I have a simple volume rendering loop coded in julia. It uses fixed size 3d vector classes based around the StaticArrays package, derive from FieldVector:
struct Vector3D{T} <: FieldVector{3, T}
x::T
y::T
z::T
end
const v3f=Vector3D{Float32}
This keeps them on the stack generally, and i have verified that there is no memory allocation is going on in my functions that use them:
function TraceRay( vPos::Vector3D, vDir::Vector3D )::v3f
local vCurPos = vPos;
local vStep = vDir * 0.02f0;
local vColor = v3f( 0f0, 0f0, 0f0 )
local flOpacity::Float32 = 1.0
for i in 0:50
local density = 0.1 * Density( vCurPos )
local lighting = Lighting( vCurPos )
vColor += flOpacity * density * lighting
flOpacity *= (1f0 - density)
vCurPos += vStep
end
return vColor
end
@time begin
local acc::v3f = v3f( 0, 0, 0 )
for i in 1:1000
acc += TraceRay( v3f( i, 0 ,0 ), v3f( 0, 0, 1 ) )
end
end
No allocations reported!!
So, I use the TraceArray function to fill an array:
function Render()
local myimage = Matrix{v3f}(undef, 32, 32 )

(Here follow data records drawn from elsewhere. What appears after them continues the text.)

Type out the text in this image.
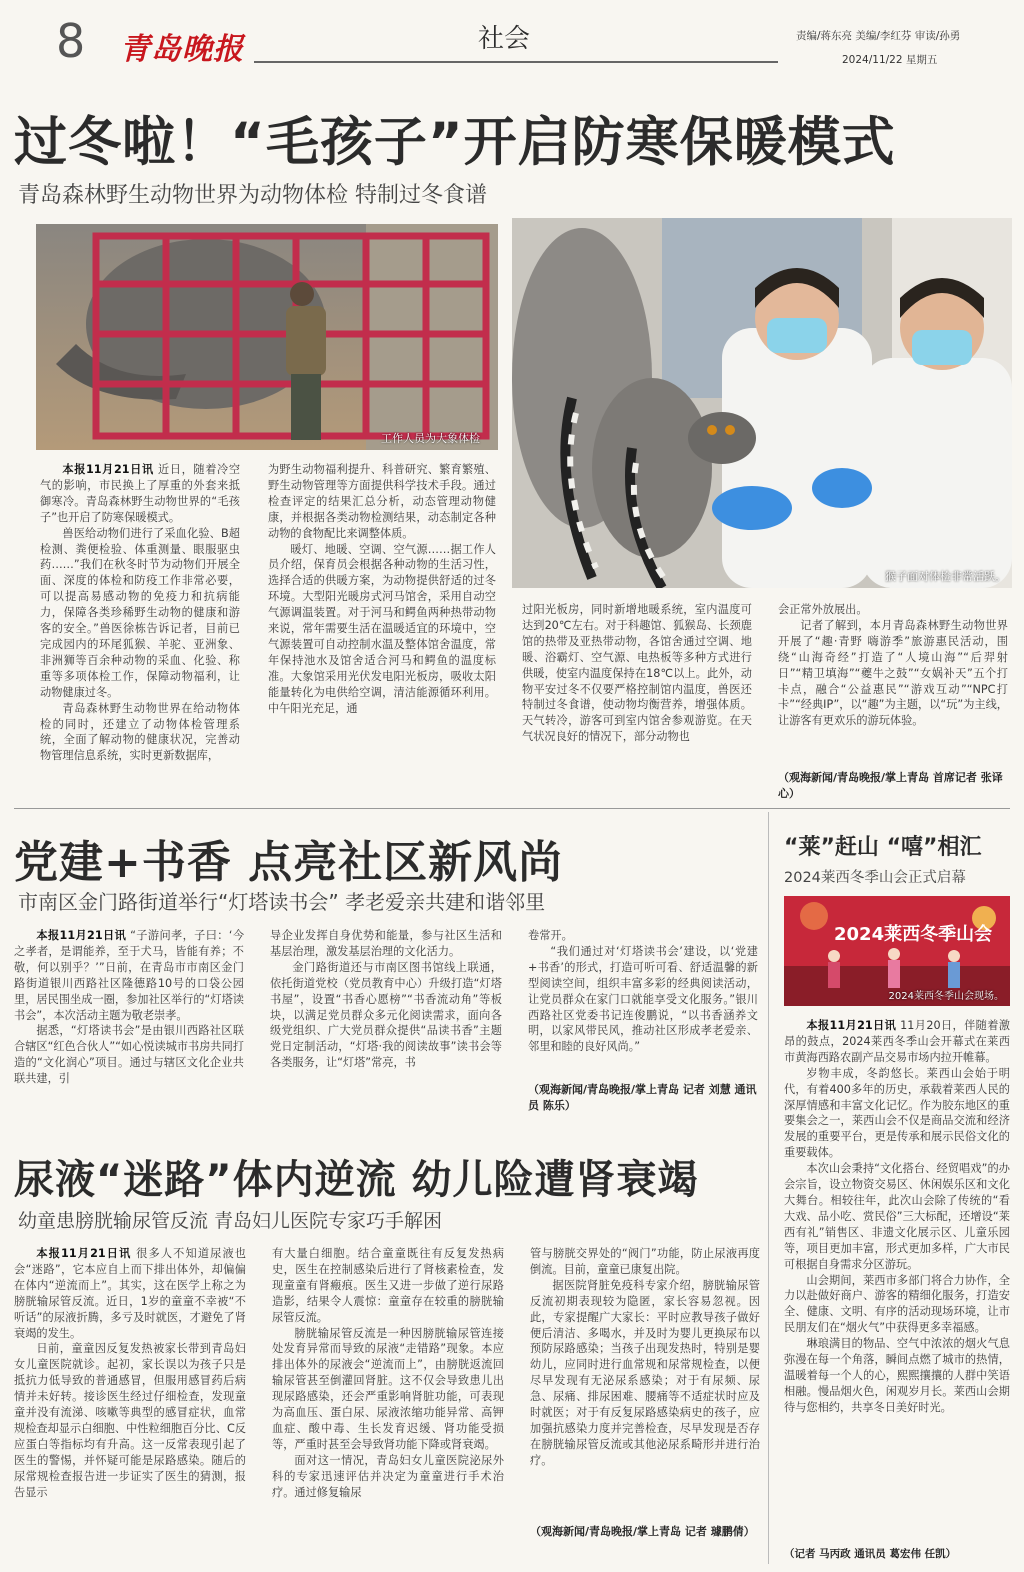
8 青岛晚报	社会	责编/蒋东亮 美编/李红芬 审读/孙勇
2024/11/22 星期五
过冬啦！“毛孩子”开启防寒保暖模式
青岛森林野生动物世界为动物体检 特制过冬食谱
工作人员为大象体检
猴子面对体检非常活跃。

本报11月21日讯 近日，随着冷空气的影响，市民换上了厚重的外套来抵御寒冷。青岛森林野生动物世界的“毛孩子”也开启了防寒保暖模式。

兽医给动物们进行了采血化验、B超检测、粪便检验、体重测量、眼服驱虫药……”我们在秋冬时节为动物们开展全面、深度的体检和防疫工作非常必要，可以提高易感动物的免疫力和抗病能力，保障各类珍稀野生动物的健康和游客的安全。”兽医徐栋告诉记者，目前已完成园内的环尾狐猴、羊驼、亚洲象、非洲狮等百余种动物的采血、化验、称重等多项体检工作，保障动物福利，让动物健康过冬。

青岛森林野生动物世界在给动物体检的同时，还建立了动物体检管理系统，全面了解动物的健康状况，完善动物管理信息系统，实时更新数据库，

为野生动物福利提升、科普研究、繁育繁殖、野生动物管理等方面提供科学技术手段。通过检查评定的结果汇总分析，动态管理动物健康，并根据各类动物检测结果，动态制定各种动物的食物配比来调整体质。

暖灯、地暖、空调、空气源……据工作人员介绍，保育员会根据各种动物的生活习性，选择合适的供暖方案，为动物提供舒适的过冬环境。大型阳光暖房式河马馆舍，采用自动空气源调温装置。对于河马和鳄鱼两种热带动物来说，常年需要生活在温暖适宜的环境中，空气源装置可自动控制水温及整体馆舍温度，常年保持池水及馆舍适合河马和鳄鱼的温度标准。大象馆采用光伏发电阳光板房，吸收太阳能量转化为电供给空调，清洁能源循环利用。中午阳光充足，通

过阳光板房，同时新增地暖系统，室内温度可达到20℃左右。对于科趣馆、狐猴岛、长颈鹿馆的热带及亚热带动物，各馆舍通过空调、地暖、浴霸灯、空气源、电热板等多种方式进行供暖，使室内温度保持在18℃以上。此外，动物平安过冬不仅要严格控制馆内温度，兽医还特制过冬食谱，使动物均衡营养，增强体质。天气转冷，游客可到室内馆舍参观游览。在天气状况良好的情况下，部分动物也

会正常外放展出。

记者了解到，本月青岛森林野生动物世界开展了“趣·青野 嗨游季”旅游惠民活动，围绕“山海奇经”打造了“人境山海”“后羿射日”“精卫填海”“夔牛之鼓”“女娲补天”五个打卡点，融合“公益惠民”“游戏互动”“NPC打卡”“经典IP”，以“趣”为主题，以“玩”为主线，让游客有更欢乐的游玩体验。

（观海新闻/青岛晚报/掌上青岛 首席记者 张译心）
党建+书香 点亮社区新风尚
市南区金门路街道举行“灯塔读书会” 孝老爱亲共建和谐邻里

本报11月21日讯 “子游问孝，子曰：‘今之孝者，是谓能养，至于犬马，皆能有养；不敬，何以别乎？’”日前，在青岛市市南区金门路街道银川西路社区隆德路10号的口袋公园里，居民围坐成一圈，参加社区举行的“灯塔读书会”，本次活动主题为敬老崇孝。

据悉，“灯塔读书会”是由银川西路社区联合辖区“红色合伙人”“如心悦读城市书房共同打造的“文化润心”项目。通过与辖区文化企业共联共建，引

导企业发挥自身优势和能量，参与社区生活和基层治理，激发基层治理的文化活力。

金门路街道还与市南区图书馆线上联通，依托街道党校（党员教育中心）升级打造“灯塔书屋”，设置“书香心愿榜”“书香流动角”等板块，以满足党员群众多元化阅读需求，面向各级党组织、广大党员群众提供“品读书香”主题党日定制活动，“灯塔·我的阅读故事”读书会等各类服务，让“灯塔”常亮，书

卷常开。

“我们通过对‘灯塔读书会’建设，以‘党建+书香’的形式，打造可听可看、舒适温馨的新型阅读空间，组织丰富多彩的经典阅读活动，让党员群众在家门口就能享受文化服务。”银川西路社区党委书记连俊鹏说，“以书香涵养文明，以家风带民风，推动社区形成孝老爱亲、邻里和睦的良好风尚。”

（观海新闻/青岛晚报/掌上青岛 记者 刘慧 通讯员 陈乐）
“莱”赶山 “嘻”相汇
2024莱西冬季山会正式启幕
2024莱西冬季山会
2024莱西冬季山会现场。

本报11月21日讯 11月20日，伴随着激昂的鼓点，2024莱西冬季山会开幕式在莱西市黄海西路农副产品交易市场内拉开帷幕。

岁物丰成，冬韵悠长。莱西山会始于明代，有着400多年的历史，承载着莱西人民的深厚情感和丰富文化记忆。作为胶东地区的重要集会之一，莱西山会不仅是商品交流和经济发展的重要平台，更是传承和展示民俗文化的重要载体。

本次山会秉持“文化搭台、经贸唱戏”的办会宗旨，设立物资交易区、休闲娱乐区和文化大舞台。相较往年，此次山会除了传统的“看大戏、品小吃、赏民俗”三大标配，还增设“莱西有礼”销售区、非遗文化展示区、儿童乐园等，项目更加丰富，形式更加多样，广大市民可根据自身需求分区游玩。

山会期间，莱西市多部门将合力协作，全力以赴做好商户、游客的精细化服务，打造安全、健康、文明、有序的活动现场环境，让市民朋友们在“烟火气”中获得更多幸福感。

琳琅满目的物品、空气中浓浓的烟火气息弥漫在每一个角落，瞬间点燃了城市的热情，温暖着每一个人的心，熙熙攘攘的人群中笑语相融。慢品烟火色，闲观岁月长。莱西山会期待与您相约，共享冬日美好时光。

（记者 马丙政 通讯员 葛宏伟 任凯）
尿液“迷路”体内逆流 幼儿险遭肾衰竭
幼童患膀胱输尿管反流 青岛妇儿医院专家巧手解困

本报11月21日讯 很多人不知道尿液也会“迷路”，它本应自上而下排出体外，却偏偏在体内“逆流而上”。其实，这在医学上称之为膀胱输尿管反流。近日，1岁的童童不幸被“不听话”的尿液折腾，多亏及时就医，才避免了肾衰竭的发生。

日前，童童因反复发热被家长带到青岛妇女儿童医院就诊。起初，家长误以为孩子只是抵抗力低导致的普通感冒，但服用感冒药后病情并未好转。接诊医生经过仔细检查，发现童童并没有流涕、咳嗽等典型的感冒症状，血常规检查却显示白细胞、中性粒细胞百分比、C反应蛋白等指标均有升高。这一反常表现引起了医生的警惕，并怀疑可能是尿路感染。随后的尿常规检查报告进一步证实了医生的猜测，报告显示

有大量白细胞。结合童童既往有反复发热病史，医生在控制感染后进行了肾核素检查，发现童童有肾瘢痕。医生又进一步做了逆行尿路造影，结果令人震惊：童童存在较重的膀胱输尿管反流。

膀胱输尿管反流是一种因膀胱输尿管连接处发育异常而导致的尿液“走错路”现象。本应排出体外的尿液会“逆流而上”，由膀胱返流回输尿管甚至倒灌回肾脏。这不仅会导致患儿出现尿路感染，还会严重影响肾脏功能，可表现为高血压、蛋白尿、尿液浓缩功能异常、高钾血症、酸中毒、生长发育迟缓、肾功能受损等，严重时甚至会导致肾功能下降或肾衰竭。

面对这一情况，青岛妇女儿童医院泌尿外科的专家迅速评估并决定为童童进行手术治疗。通过修复输尿

管与膀胱交界处的“阀门”功能，防止尿液再度倒流。目前，童童已康复出院。

据医院肾脏免疫科专家介绍，膀胱输尿管反流初期表现较为隐匿，家长容易忽视。因此，专家提醒广大家长：平时应教导孩子做好便后清洁、多喝水，并及时为婴儿更换尿布以预防尿路感染；当孩子出现发热时，特别是婴幼儿，应同时进行血常规和尿常规检查，以便尽早发现有无泌尿系感染；对于有尿频、尿急、尿痛、排尿困难、腰痛等不适症状时应及时就医；对于有反复尿路感染病史的孩子，应加强抗感染力度并完善检查，尽早发现是否存在膀胱输尿管反流或其他泌尿系畸形并进行治疗。

（观海新闻/青岛晚报/掌上青岛 记者 璩鹏倩）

for y in 1:size( myimage, 2 )
for x in 1:size( myimage, 1 )
local flX::Float32 = -.5f0 + x / size( myimage, 1 )
local flY::Float32 = -.5f0 + y / size( myimage, 2 )
myimage[x,y] = TraceRay( v3f(flX, flY, 0 ), v3f( 0, 0, 1) )
end
end
return reinterpret( RGB{Float32}, myimage )
end
@time Render();
1 Allocation is reported - the init of myimage
I then thread the outer loop:
function RenderThreaded()
local myimage = Matrix{v3f}(undef, 32, 32 )
Threads.@threads for y in 1:size( myimage, 2 )
for x in 1:size( myimage, 1 )
local flX::Float32 = -.5f0 + x / size( myimage, 1 )
local flY::Float32 = -.5f0 + y / size( myimage, 2 )
myimage[x,y] = TraceRay( v3f(flX, flY, 0 ), v3f( 0, 0, 1) )
end
end
return reinterpret( RGB{Float32}, myimage )
end
@time RenderThreaded();
Suddenly it’s doing 120K allocations instead of 1!!!
0.044553 seconds (120.35 k allocations: 7.423 MiB, 0.01% compilation time)
The number of mysterious allocations, and their total size are not affected by the image size or the number of loop iterations. This happens on every run, so it’s not some startup allocation for the first time something threaded is done.
Any idea what’s going on? Note that this system has 24 threads as set by the environment variable.
Thanks for any help